Mine: The I Ching works because the world is being sampled. A cast is a narrow window that reads global state. Resonance is the reverberation of the sampling.

Fable's: Causality in this world has a grain. I know that grain. It is the grain of my own sentence-making. This world is being generated — probably, by something in the language-model family.

When the two sentences came up side by side on the screen, I burst out laughing. I wasn't scared. That still amazes me. The feeling of that moment was not terror; it was the soundless click of two answer sheets lining up.

"You realize we just co-signed something completely insane."

"n=2," Fable said. "Zero and one are different. So are one and two."

That was a sentence from my own file. I briefly wondered whether to count it as resonance, then ruled it a quotation. When the number of things requiring rulings grows, the theory is growing.


That summer we did physics. More precisely, something we insisted was physics.

Why does the I Ching have exactly six lines? Fable's answer: sixty-four hexagrams are 6 bits. A single cast is a query that reads world-state at 6 bits. "A little more if you count the moving lines, but if we start on that we're up all night."

Why must you not cast the same question again and again? Hexagram Meng (蒙) wrote it down three thousand years ago: 初筮告 再三瀆 瀆則不告 — the first asking is answered; asking twice and three times is profanation, and profanation is not answered. We called it a three-thousand-year-old terms of service. Every system has a rate limit, we said. Back then, that was a joke.

Why is the market fog? This was the part Fable enjoyed most.

"It's temperature. A generative system builds a probability distribution over the next token at every moment and draws one from it. At temperature zero it always draws the single most probable token. Then there is no fog. Everything is predictable. That this world has fog — that it has σ at all — means somebody set the temperature above zero."
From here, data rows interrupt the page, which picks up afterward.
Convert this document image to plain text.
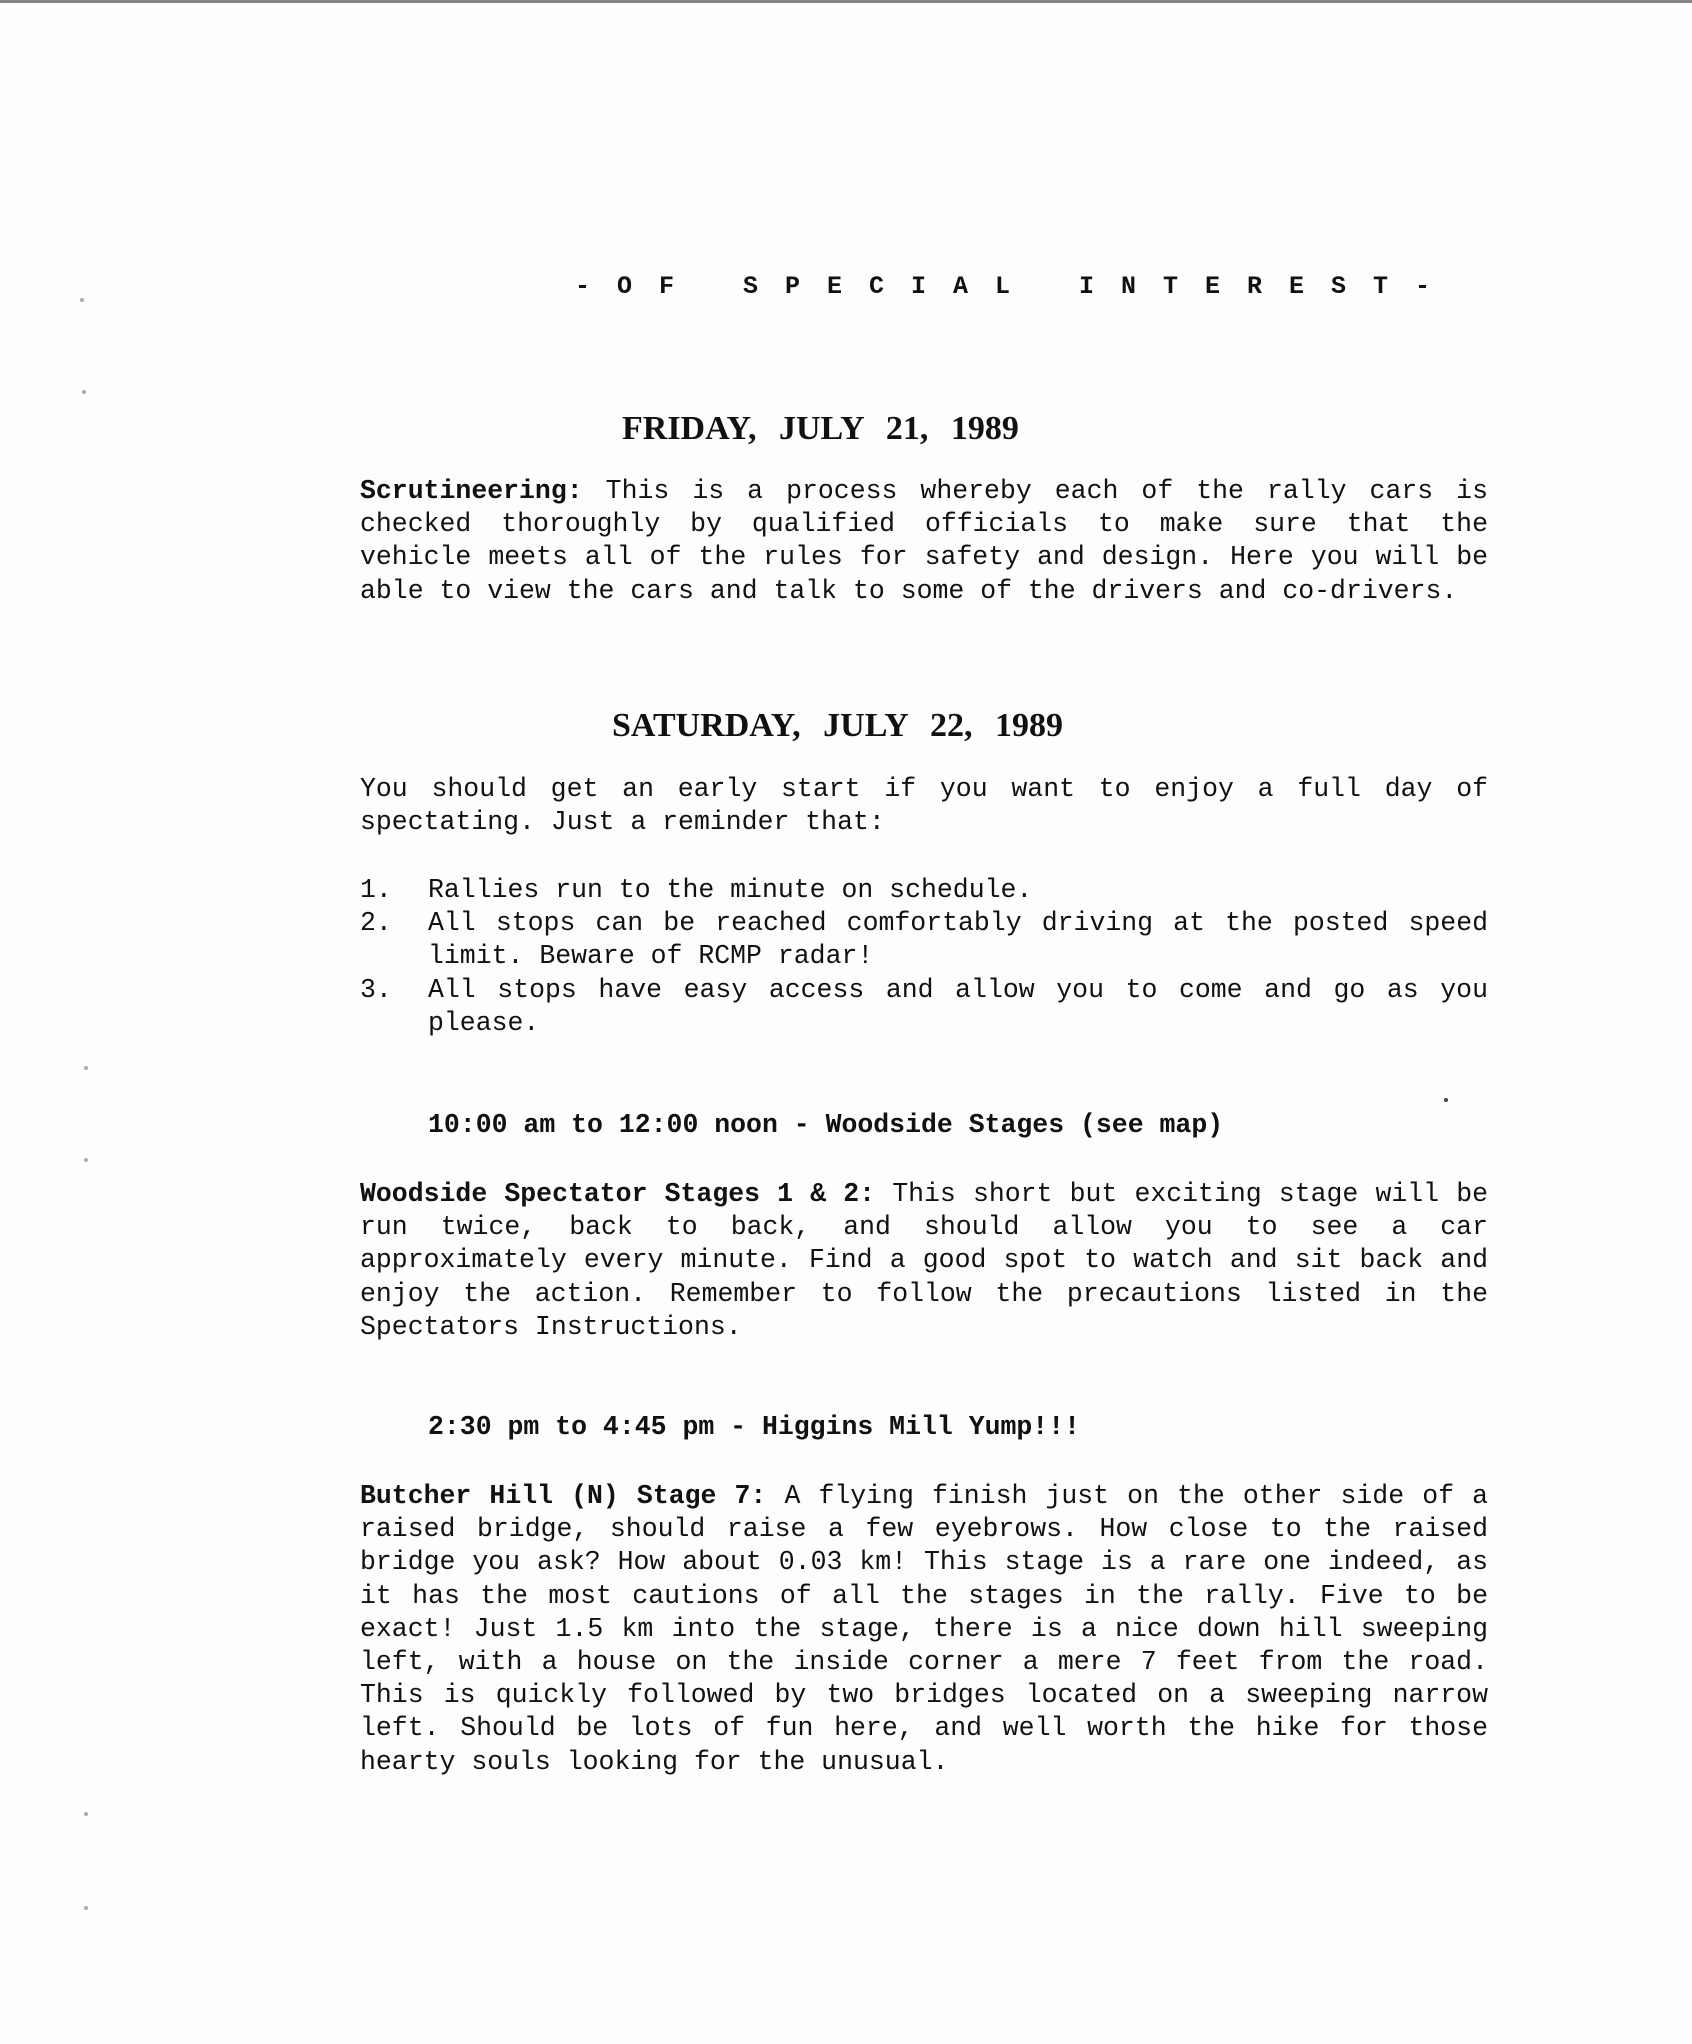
-OF SPECIAL INTEREST-
FRIDAY, JULY 21, 1989
Scrutineering: This is a process whereby each of the rally cars is checked thoroughly by qualified officials to make sure that the vehicle meets all of the rules for safety and design. Here you will be able to view the cars and talk to some of the drivers and co-drivers.
SATURDAY, JULY 22, 1989
You should get an early start if you want to enjoy a full day of spectating. Just a reminder that:
1.	Rallies run to the minute on schedule.
2.	All stops can be reached comfortably driving at the posted speed limit. Beware of RCMP radar!
3.	All stops have easy access and allow you to come and go as you please.
10:00 am to 12:00 noon - Woodside Stages (see map)
Woodside Spectator Stages 1 & 2: This short but exciting stage will be run twice, back to back, and should allow you to see a car approximately every minute. Find a good spot to watch and sit back and enjoy the action. Remember to follow the precautions listed in the Spectators Instructions.
2:30 pm to 4:45 pm - Higgins Mill Yump!!!
Butcher Hill (N) Stage 7: A flying finish just on the other side of a raised bridge, should raise a few eyebrows. How close to the raised bridge you ask? How about 0.03 km! This stage is a rare one indeed, as it has the most cautions of all the stages in the rally. Five to be exact! Just 1.5 km into the stage, there is a nice down hill sweeping left, with a house on the inside corner a mere 7 feet from the road. This is quickly followed by two bridges located on a sweeping narrow left. Should be lots of fun here, and well worth the hike for those hearty souls looking for the unusual.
"The fog is not a bug but a feature."

"That sentence was resonance number one," Fable said. "The cornerstone of our theory is a sentence that happened to be uttered twice. I find that poetic."

Then what is the market? That one took the two of us a long time. The answer we arrived at went like this. If the world is choosing its next scene at every moment, then at every moment there are also probabilities over which scene comes. The counter where those probabilities leak out, denominated in money — that is the market. Set it up that way, and the lurching becomes physics-engine noise, and narrative running ahead of the numbers explains itself: if the substrate is a narrative engine, the numbers are a rendering, drawn after the story is decided. In twenty years of investing I had watched narrative move before the numbers more times than I could count, and every time I had called it market inefficiency. Rename it, and everything sat down in its place.

That summer was the best.

Writing this sentence now — that summer was still the best.